Everybody knows how punching and kicking work, but do you know what Frame Advantage is? How about how to perform a Frame Trap? If you get knocked down, do you know which defensive “Getup” moves to use to counter your opponent’s likely follow-up attack? Work your way through Mortal Kombat 11’s exhaustive tutorials and you’ll know all that and more.
I’ve been playing fighting games since there have been fighting games, but never so intensely that I’ve worried about things like how many fractions of a second it takes for my moves to start, deal damage, and recover. These are the sorts of things I imagine professional-level fighting game players worry about on a regular basis. I play against the computer, which is not exactly a challenging opponent. As long as I can string together some basic combos and block half the time, I’m good.

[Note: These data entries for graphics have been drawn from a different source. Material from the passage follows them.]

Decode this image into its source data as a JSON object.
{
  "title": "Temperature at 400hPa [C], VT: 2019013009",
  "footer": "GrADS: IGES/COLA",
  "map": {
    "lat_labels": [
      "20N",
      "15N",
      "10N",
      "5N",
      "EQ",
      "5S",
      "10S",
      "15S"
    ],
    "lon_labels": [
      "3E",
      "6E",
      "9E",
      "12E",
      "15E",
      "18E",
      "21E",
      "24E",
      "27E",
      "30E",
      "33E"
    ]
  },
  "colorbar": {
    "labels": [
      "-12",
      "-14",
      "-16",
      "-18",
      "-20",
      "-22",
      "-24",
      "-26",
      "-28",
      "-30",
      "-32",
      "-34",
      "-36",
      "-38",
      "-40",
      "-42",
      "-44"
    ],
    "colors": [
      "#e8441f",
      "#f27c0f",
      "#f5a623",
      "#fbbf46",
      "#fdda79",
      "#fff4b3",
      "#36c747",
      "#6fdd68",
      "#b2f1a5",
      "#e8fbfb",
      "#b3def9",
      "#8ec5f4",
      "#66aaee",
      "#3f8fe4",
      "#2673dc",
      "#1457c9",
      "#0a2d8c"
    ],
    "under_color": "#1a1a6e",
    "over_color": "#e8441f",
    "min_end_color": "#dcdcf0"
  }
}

I might be a little better now that I’ve worked my way through Mortal Kombat 11’s vigorous tutorial gauntlet. It starts off simple enough. Movement and attacking. Blocking and throwing. Special moves. Basic combos. These are all things I know, but completing tutorial lessons rewards coins used to unlock treasure chests containing skins, fatalities, and other goodies in the game’s Krypt mode, so I continue.
Next we have advanced offense and defense. Canceling special moves, jump-in attacks, reversals, and more blocking techniques help round a player out. If you’re playing against the computer, these advanced techniques will come in handy. If you’re playing against a human opponent worth their salt, they are doubtlessly using them against you.
Then comes the Frame Data section. This is where it gets really deep, at least from my limited perspective. Here we learn about how moves literally tick. Each move has a beginning, middle and end. The beginning, known as its start-up, is how long an attack takes to execute. The middle is when the move is active and doing damage. The end is recovery, how many frames until the player is free to move again once an attack lands.
The tutorial lays all of this information out in a way that makes complete sense. Now I understand that an attack with a shorter start-up has an advantage over an attack with a longer one. From there I learned about hit advantage, which is how many frames an attacker can land faster than a defender upon execution of a move. Or attacks that are unsafe on block, which is when the defender will recover before the attacker should a move be blocked, giving them a chance to attack back. Now all the data that appears in the game’s pause-menu move list makes sense.
Knowledge of Frame Data leads to the final tier of tutorials. These teach players to build effective combos, utilize advantages when they appear, and apply pressure with blocks and attacks to take control of a match. We also learn about zoning, which is knowing where a specific character’s positional advantages lie and techniques for keeping an opponent at the proper distance.
All of this imparted knowledge culminates in the character-specific tutorials. Players can take each kombatant out for a spin, learning not only their signature moves, but how those moves work and what advantages they give. Check out Sub-Zero’s tutorial below to see what I mean.
Mortal Kombat 11’s tutorials have taught me so much. A lot of it is stuff I should have learned sooner, as a fighting game fan, but the information has never been presented so compellingly. Now I have a stronger working knowledge of how the game works, plus a shit-ton of coins to spend in the Krypt. Go me.